Hinter der Idee stehen also oft ganz unterschiedliche Erwartungen und Wünsche. Und nicht immer stößt sie bei allen Beteiligten auf Begeisterung – denn so verlockend gemeinsame Familienzeit klingt, sie bedeutet auch, Gewohnheiten, Bedürfnisse und Rollen neu auszuhandeln.
„Man sollte nicht aus Pflichtgefühl zustimmen, und man muss sich für diese Entscheidung auch nicht entschuldigen oder rechtfertigen“, sagt Dana Mundt.
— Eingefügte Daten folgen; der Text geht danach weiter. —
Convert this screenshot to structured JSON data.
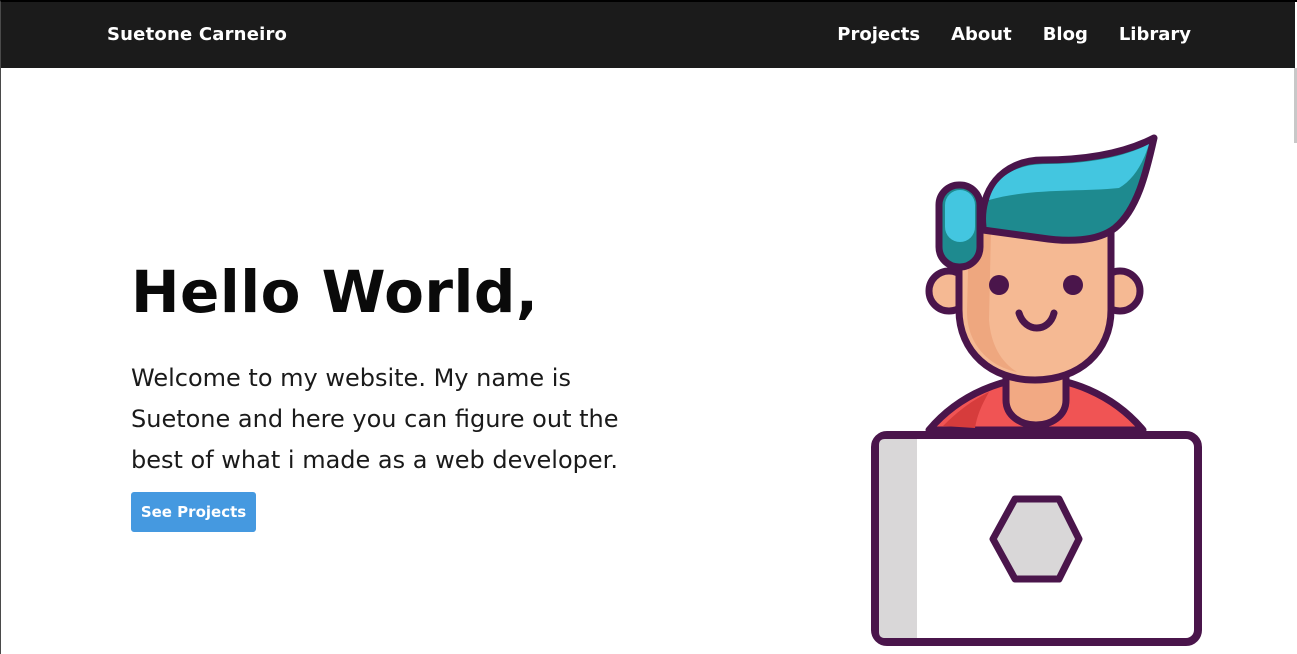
{
  "navbar": {
    "brand": "Suetone Carneiro",
    "links": [
      {
        "label": "Projects"
      },
      {
        "label": "About"
      },
      {
        "label": "Blog"
      },
      {
        "label": "Library"
      }
    ]
  },
  "hero": {
    "title": "Hello World,",
    "text": "Welcome to my website. My name is Suetone and here you can figure out the best of what i made as a web developer.",
    "button_label": "See Projects"
  },
  "illustration": {
    "icon": "developer-with-laptop-illustration"
  },
  "colors": {
    "navbar_bg": "#1b1b1b",
    "button_bg": "#4599e0",
    "outline": "#4a154b",
    "hair_dark": "#1e8a8f",
    "hair_light": "#43c6e0",
    "skin": "#f5b993",
    "shirt": "#f05454",
    "laptop_side": "#d9d7d8"
  }
}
Die Sozialpädagogin koordiniert bei der Bundeskonferenz für Erziehungsberatung (bke) die Beratungsangebote für Eltern und Jugendliche.
Gründe für Absage wertschätzend formulieren
Sie empfiehlt, die Gründe ehrlich zu kommunizieren, am besten „in wertschätzender Verpackung“, beispielsweise mit der Formulierung: „Wir schätzen euch sehr, aber es fühlt sich für uns im Moment noch nicht richtig, noch nicht passend an.“ Das macht deutlich, dass die Absage keine Ablehnung der Person ist, sondern Ausdruck der eigenen Bedürfnisse.
Zugleich könne man Alternativen anbieten, einen Tagesausflug oder ein gemeinsames Wochenende. „Und wenn alle merken, dass es gut läuft, kann man die gemeinsame Zeit vielleicht auch irgendwann auf einen Urlaub ausdehnen“, sagt Mundt.